CASE Legal Ethics Report
Strategic Lawsuits Against Public Participation (SLAPPs) are an abuse of the legal process that chill advocacy and undermine democratic scrutiny. This Legal Ethics Report examines how Europe’s legal profession and court systems should prevent lawyers from enabling such abuse and how institutions should respond when it occurs.
The report does not seek to be conclusive but instead culminates in a set of Recommended Standards for Legal Professional Ethics. These standards translate the comparative findings into concrete guidance for lawyers, bar associations, and regulators, clarifying how professional independence can be preserved while preventing abuse. They are designed to help practitioners, regulators, and policymakers navigate SLAPP-specific dilemmas in practice and to strengthen the legal profession’s role in safeguarding public participation.
Key Findings from the Report
- Lawyers play a role in enabling and preventing SLAPPs.
Lawyers may defend against SLAPPs and sometimes be targeted by them, but they can also facilitate abusive litigation. The report emphasises that recognising and responding to this risk forms part of professional responsibility and should be guided by the lawyers’ ethical standards. - Ethical standards already prohibit facilitating abusive litigation.
Across jurisdictions, duties such as good faith, integrity, loyalty, independence and respect for the administration of justice already regulate improper lawsuits and abusive tactics, even without explicit SLAPP language. - Preventing abuse sits alongside the duty to represent.
Professional frameworks require lawyers to protect client interests while avoiding participation in litigation that abuses procedure, including, where appropriate, considering the client’s underlying motivation. This is necessary to avoid lawyers becoming agents of abuse, as opposed to agents of the rule of law. - Non-discrimination rules rarely require accepting abusive cases.
Most systems preserve discretion to refuse vexatious mandates, with obligations typically limited to legal aid or court-appointed representation. - Duties to the client have clear limits. Duties to the client are constrained by duties to the court and the administration of justice, which restrict coercive or abusive litigation strategies.
- Courts can intervene to stop abusive proceedings.
Judges use tools such as admissibility filters, dismissal of bad-faith claims and case-management powers to prevent misuse of process while a case is ongoing. - Abusive litigation can create consequences beyond the case.
Sanctions may extend past procedural control to include fines, damages, disciplinary referrals to bar associations and, in some systems, liability for lawyers as well as litigants. - Existing principles need clearer SLAPP-specific guidance.
The report shows that general duties alone are often too abstract without practical guidance, consistent interpretation and credible enforcement. - Reducing SLAPPs requires a coordinated professional response.

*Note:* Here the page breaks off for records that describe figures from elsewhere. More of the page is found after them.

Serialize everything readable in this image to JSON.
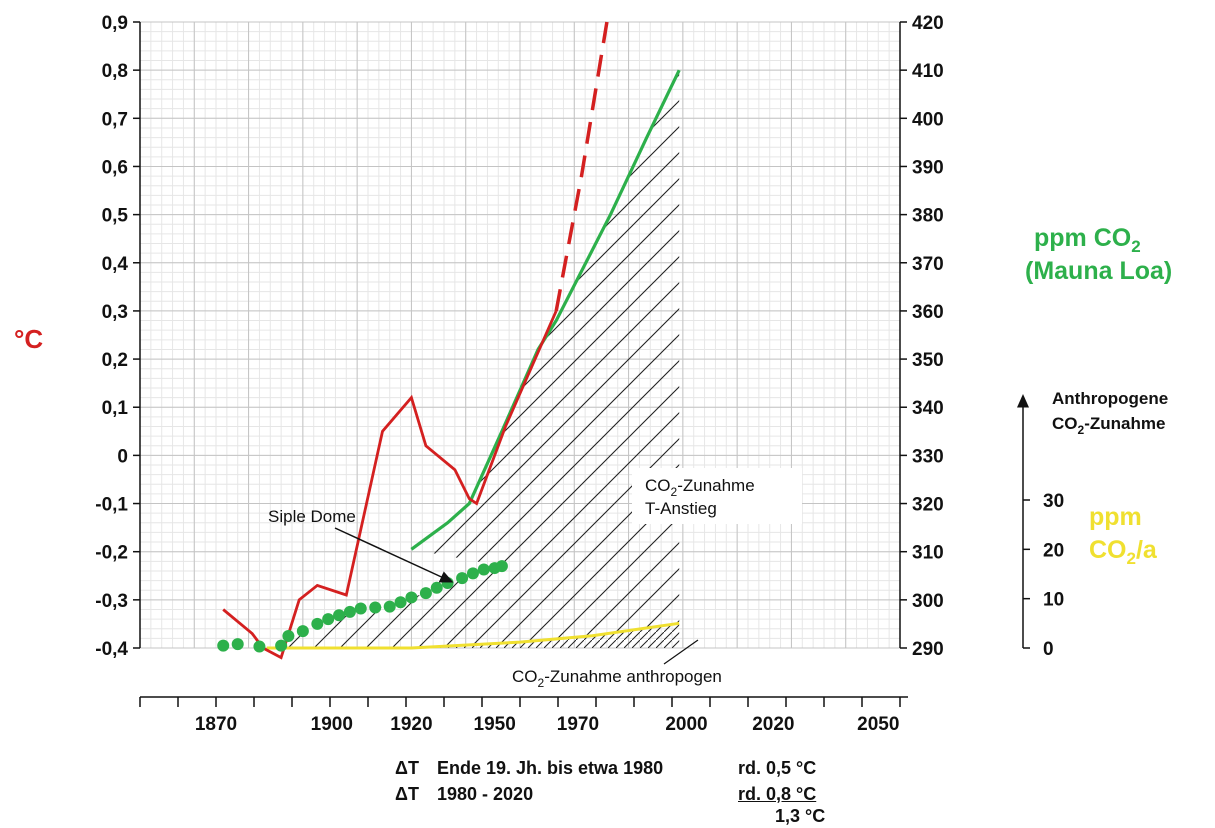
{
  "chart_data": {
    "type": "line",
    "x_axis": {
      "ticks": [
        1870,
        1900,
        1920,
        1950,
        1970,
        2000,
        2020,
        2050
      ],
      "range": [
        1845,
        2055
      ]
    },
    "y_left": {
      "label": "°C",
      "range": [
        -0.4,
        0.9
      ],
      "ticks": [
        "0,9",
        "0,8",
        "0,7",
        "0,6",
        "0,5",
        "0,4",
        "0,3",
        "0,2",
        "0,1",
        "0",
        "-0,1",
        "-0,2",
        "-0,3",
        "-0,4"
      ]
    },
    "y_right": {
      "label_line1": "ppm CO",
      "label_sub": "2",
      "label_line2": "(Mauna Loa)",
      "range": [
        290,
        420
      ],
      "ticks": [
        "420",
        "410",
        "400",
        "390",
        "380",
        "370",
        "360",
        "350",
        "340",
        "330",
        "320",
        "310",
        "300",
        "290"
      ]
    },
    "y_right2": {
      "label_line1": "ppm",
      "label_line2": "CO",
      "label_sub": "2",
      "label_suffix": "/a",
      "ticks": [
        "30",
        "20",
        "10",
        "0"
      ],
      "range": [
        0,
        30
      ],
      "arrow_label_line1": "Anthropogene",
      "arrow_label_line2": "CO",
      "arrow_label_sub": "2",
      "arrow_label_suffix": "-Zunahme"
    },
    "series": [
      {
        "axis": "left",
        "color": "#d42020",
        "points": [
          [
            1868,
            -0.32
          ],
          [
            1876,
            -0.37
          ],
          [
            1879,
            -0.4
          ],
          [
            1884,
            -0.42
          ],
          [
            1889,
            -0.3
          ],
          [
            1894,
            -0.27
          ],
          [
            1902,
            -0.29
          ],
          [
            1912,
            0.05
          ],
          [
            1920,
            0.12
          ],
          [
            1924,
            0.02
          ],
          [
            1932,
            -0.03
          ],
          [
            1936,
            -0.09
          ],
          [
            1938,
            -0.1
          ],
          [
            1946,
            0.06
          ],
          [
            1960,
            0.3
          ]
        ]
      },
      {
        "axis": "left",
        "color": "#d42020",
        "dashed": true,
        "points": [
          [
            1960,
            0.3
          ],
          [
            1967,
            0.58
          ],
          [
            1974,
            0.9
          ]
        ]
      },
      {
        "axis": "right",
        "color": "#2db04b",
        "points": [
          [
            1920,
            310.5
          ],
          [
            1930,
            316
          ],
          [
            1936,
            320
          ],
          [
            1945,
            335
          ],
          [
            1955,
            352
          ],
          [
            1960,
            358
          ],
          [
            1975,
            380
          ],
          [
            1985,
            396
          ],
          [
            1994,
            410
          ]
        ]
      },
      {
        "axis": "right",
        "color": "#2db04b",
        "marker": "dot",
        "name": "Siple Dome",
        "points": [
          [
            1868,
            290.5
          ],
          [
            1872,
            290.8
          ],
          [
            1878,
            290.3
          ],
          [
            1884,
            290.5
          ],
          [
            1886,
            292.5
          ],
          [
            1890,
            293.5
          ],
          [
            1894,
            295
          ],
          [
            1897,
            296
          ],
          [
            1900,
            296.8
          ],
          [
            1903,
            297.5
          ],
          [
            1906,
            298.2
          ],
          [
            1910,
            298.4
          ],
          [
            1914,
            298.6
          ],
          [
            1917,
            299.5
          ],
          [
            1920,
            300.5
          ],
          [
            1924,
            301.4
          ],
          [
            1927,
            302.5
          ],
          [
            1930,
            303.5
          ],
          [
            1934,
            304.5
          ],
          [
            1937,
            305.5
          ],
          [
            1940,
            306.3
          ],
          [
            1943,
            306.6
          ],
          [
            1945,
            307
          ]
        ]
      },
      {
        "axis": "right2",
        "color": "#f0e030",
        "points": [
          [
            1880,
            0
          ],
          [
            1920,
            0
          ],
          [
            1950,
            1.2
          ],
          [
            1970,
            2.5
          ],
          [
            1994,
            5
          ]
        ]
      }
    ],
    "annotations": [
      {
        "text": "Siple Dome"
      },
      {
        "text_main": "CO",
        "text_sub": "2",
        "text_suffix": "-Zunahme",
        "text_line2": "T-Anstieg"
      },
      {
        "text_main": "CO",
        "text_sub": "2",
        "text_suffix": "-Zunahme anthropogen"
      }
    ]
  },
  "footer": {
    "delta": "ΔT",
    "row1_text": "Ende 19. Jh. bis etwa 1980",
    "row1_value": "rd. 0,5 °C",
    "row2_text": "1980 - 2020",
    "row2_value": "rd. 0,8 °C",
    "total": "1,3 °C"
  }
}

Effective prevention depends on training, shared standards and alignment between bars, courts and regulators, supported by European frameworks and national implementation. - Consistent application and effective enforcement by the legal profession
In particular, the bar and law societies should develop a pro-active policy on the sensibilization of the relevant ethical standards. They may, together with the disciplinary bodies within the legal profession, promote and guarantee a consistent application and effective enforcement of these standards.